Time for the crucial question: Are the users of these browsers better protected against attacks? "Yes, SameSite cookie policies are really good as a defense-in-depth. However, cross-site attacks are by no means dead," says the CISPA researcher. According to the researcher, developers need to understand how the new policies are supposed to work because otherwise, they risk implementation errors. "Our study also shows that it is possible to circumvent the new Lax-by-default policy. Moreover, in practice, they do not work against all types of requests sent between the first-party and third-party sites. "So attacks are also possible against popular websites like Tumblr, Twitch, SoundCloud, Mailchimp, and Pixiv." 
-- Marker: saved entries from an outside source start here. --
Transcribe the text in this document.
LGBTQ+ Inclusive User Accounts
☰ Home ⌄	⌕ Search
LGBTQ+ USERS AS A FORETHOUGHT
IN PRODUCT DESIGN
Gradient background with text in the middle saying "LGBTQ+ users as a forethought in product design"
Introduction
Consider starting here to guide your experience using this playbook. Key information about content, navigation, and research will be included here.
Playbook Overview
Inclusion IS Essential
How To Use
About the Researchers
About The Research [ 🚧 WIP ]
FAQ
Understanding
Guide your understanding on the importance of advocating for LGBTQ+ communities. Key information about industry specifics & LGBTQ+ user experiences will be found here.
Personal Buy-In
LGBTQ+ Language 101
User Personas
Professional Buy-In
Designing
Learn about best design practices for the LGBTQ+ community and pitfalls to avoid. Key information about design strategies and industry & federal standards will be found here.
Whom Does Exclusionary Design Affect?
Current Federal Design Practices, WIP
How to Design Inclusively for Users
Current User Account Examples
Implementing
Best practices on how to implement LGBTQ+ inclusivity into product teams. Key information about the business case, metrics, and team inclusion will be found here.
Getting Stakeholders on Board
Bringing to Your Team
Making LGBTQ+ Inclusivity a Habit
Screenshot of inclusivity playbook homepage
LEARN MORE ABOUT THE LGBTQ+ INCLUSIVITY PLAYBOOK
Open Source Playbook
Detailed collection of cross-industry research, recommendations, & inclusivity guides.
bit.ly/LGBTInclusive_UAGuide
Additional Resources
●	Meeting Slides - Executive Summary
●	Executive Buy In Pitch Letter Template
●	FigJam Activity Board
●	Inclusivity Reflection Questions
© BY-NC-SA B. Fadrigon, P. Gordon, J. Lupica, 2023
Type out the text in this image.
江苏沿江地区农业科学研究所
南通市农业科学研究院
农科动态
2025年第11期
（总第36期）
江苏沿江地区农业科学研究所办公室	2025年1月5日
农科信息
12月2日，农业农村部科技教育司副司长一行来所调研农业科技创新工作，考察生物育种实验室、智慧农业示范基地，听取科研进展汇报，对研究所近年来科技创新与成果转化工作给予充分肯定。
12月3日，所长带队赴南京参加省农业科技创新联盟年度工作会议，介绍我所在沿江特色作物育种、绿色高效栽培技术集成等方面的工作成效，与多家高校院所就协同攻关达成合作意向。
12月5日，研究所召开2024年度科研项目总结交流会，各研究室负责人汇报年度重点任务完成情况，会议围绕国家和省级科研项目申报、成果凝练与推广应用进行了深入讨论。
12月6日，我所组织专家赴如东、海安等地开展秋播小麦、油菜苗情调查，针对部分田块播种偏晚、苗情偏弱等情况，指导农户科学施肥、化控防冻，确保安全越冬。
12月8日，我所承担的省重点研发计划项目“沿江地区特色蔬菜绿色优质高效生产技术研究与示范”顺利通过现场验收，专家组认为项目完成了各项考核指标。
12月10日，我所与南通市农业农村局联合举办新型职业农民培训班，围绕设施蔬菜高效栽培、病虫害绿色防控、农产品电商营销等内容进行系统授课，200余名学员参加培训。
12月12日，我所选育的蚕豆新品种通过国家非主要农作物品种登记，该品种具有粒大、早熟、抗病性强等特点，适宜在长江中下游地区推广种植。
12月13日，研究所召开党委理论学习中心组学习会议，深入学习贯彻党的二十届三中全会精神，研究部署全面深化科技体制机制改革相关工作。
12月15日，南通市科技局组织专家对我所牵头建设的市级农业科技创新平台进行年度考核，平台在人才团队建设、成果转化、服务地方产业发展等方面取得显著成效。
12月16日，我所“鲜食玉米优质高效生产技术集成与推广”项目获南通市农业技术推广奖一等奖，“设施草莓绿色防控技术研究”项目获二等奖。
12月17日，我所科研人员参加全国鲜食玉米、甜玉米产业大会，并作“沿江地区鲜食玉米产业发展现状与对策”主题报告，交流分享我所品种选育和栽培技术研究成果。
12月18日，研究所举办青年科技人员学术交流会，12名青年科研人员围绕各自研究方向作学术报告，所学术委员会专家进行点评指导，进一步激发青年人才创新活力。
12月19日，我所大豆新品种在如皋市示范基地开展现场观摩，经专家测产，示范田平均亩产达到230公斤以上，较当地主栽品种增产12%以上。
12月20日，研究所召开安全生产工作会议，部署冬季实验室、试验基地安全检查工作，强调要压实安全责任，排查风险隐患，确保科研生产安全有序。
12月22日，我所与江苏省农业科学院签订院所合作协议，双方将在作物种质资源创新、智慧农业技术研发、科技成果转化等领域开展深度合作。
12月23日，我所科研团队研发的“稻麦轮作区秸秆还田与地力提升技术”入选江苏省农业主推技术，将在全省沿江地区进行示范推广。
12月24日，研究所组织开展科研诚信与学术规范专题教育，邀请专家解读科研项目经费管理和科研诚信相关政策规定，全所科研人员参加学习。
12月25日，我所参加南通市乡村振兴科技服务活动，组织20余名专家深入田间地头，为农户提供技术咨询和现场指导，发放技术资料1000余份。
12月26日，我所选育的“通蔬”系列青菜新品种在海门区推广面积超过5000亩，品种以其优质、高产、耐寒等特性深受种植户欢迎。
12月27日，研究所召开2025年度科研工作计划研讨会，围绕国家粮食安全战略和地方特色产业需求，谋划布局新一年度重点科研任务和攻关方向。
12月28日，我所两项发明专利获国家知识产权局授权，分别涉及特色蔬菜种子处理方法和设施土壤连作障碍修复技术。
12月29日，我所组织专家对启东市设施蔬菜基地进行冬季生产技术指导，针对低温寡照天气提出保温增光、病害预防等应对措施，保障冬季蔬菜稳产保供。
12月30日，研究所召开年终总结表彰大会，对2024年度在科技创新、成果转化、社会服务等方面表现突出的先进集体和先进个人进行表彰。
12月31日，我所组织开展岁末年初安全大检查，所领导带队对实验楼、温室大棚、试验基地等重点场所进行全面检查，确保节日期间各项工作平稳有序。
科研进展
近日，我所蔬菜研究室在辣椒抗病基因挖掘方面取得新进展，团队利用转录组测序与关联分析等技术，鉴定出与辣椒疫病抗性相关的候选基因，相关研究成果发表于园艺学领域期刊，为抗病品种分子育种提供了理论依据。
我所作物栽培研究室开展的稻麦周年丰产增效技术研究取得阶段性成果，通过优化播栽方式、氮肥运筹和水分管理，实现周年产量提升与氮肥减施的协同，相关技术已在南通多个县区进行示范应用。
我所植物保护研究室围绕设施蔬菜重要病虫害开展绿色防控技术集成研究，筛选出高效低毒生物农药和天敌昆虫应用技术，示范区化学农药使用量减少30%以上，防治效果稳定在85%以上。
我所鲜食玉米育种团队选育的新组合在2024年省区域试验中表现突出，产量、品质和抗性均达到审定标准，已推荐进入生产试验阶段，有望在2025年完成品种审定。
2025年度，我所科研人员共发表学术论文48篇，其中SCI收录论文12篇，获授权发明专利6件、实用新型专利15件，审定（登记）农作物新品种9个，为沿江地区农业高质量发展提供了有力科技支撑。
The study also shows that so far, only around 19 percent of website operators of the top 500,000 pages in the Alexa ranking have given any thought to their settings and have explicitly adopted one of the three regulations. At the same time, it is precisely this active group that reveals an unfortunate trend: "The more popular the sites, the more frequently we found, the less secure setting 'none.'" Khodayari took a closer look at 211 pages that were set to the default "lax" setting to get an idea of functional losses. "About one-fifth of the requests on the pages broke due to the change. This mostly affected ads, which no longer displayed correctly, but also Like buttons and other embedded content."

Another problem with the secure implementation of the guidelines are so-called web frameworks, which are supposed to facilitate the construction of websites and are used relatively often by developers. "Even when browsers implement the 'lax' policy, what happens with 24 percent of the most popular 25 frameworks is that they silently revert the browser's Lax-by-default policy so third-party cookies are simply sent again."

Khodayari concludes, "We're already well on our way with the new policies. But things still need to happen to prevent cross-site attacks in the future more effectively. For example, SameSite policies must cover more fine-grained request contexts , and there is room for improvement in the web frameworks. In addition, we need to get the developers on board." The CISPA researcher hopes his study will provide an impetus for further improvements to SameSite policies.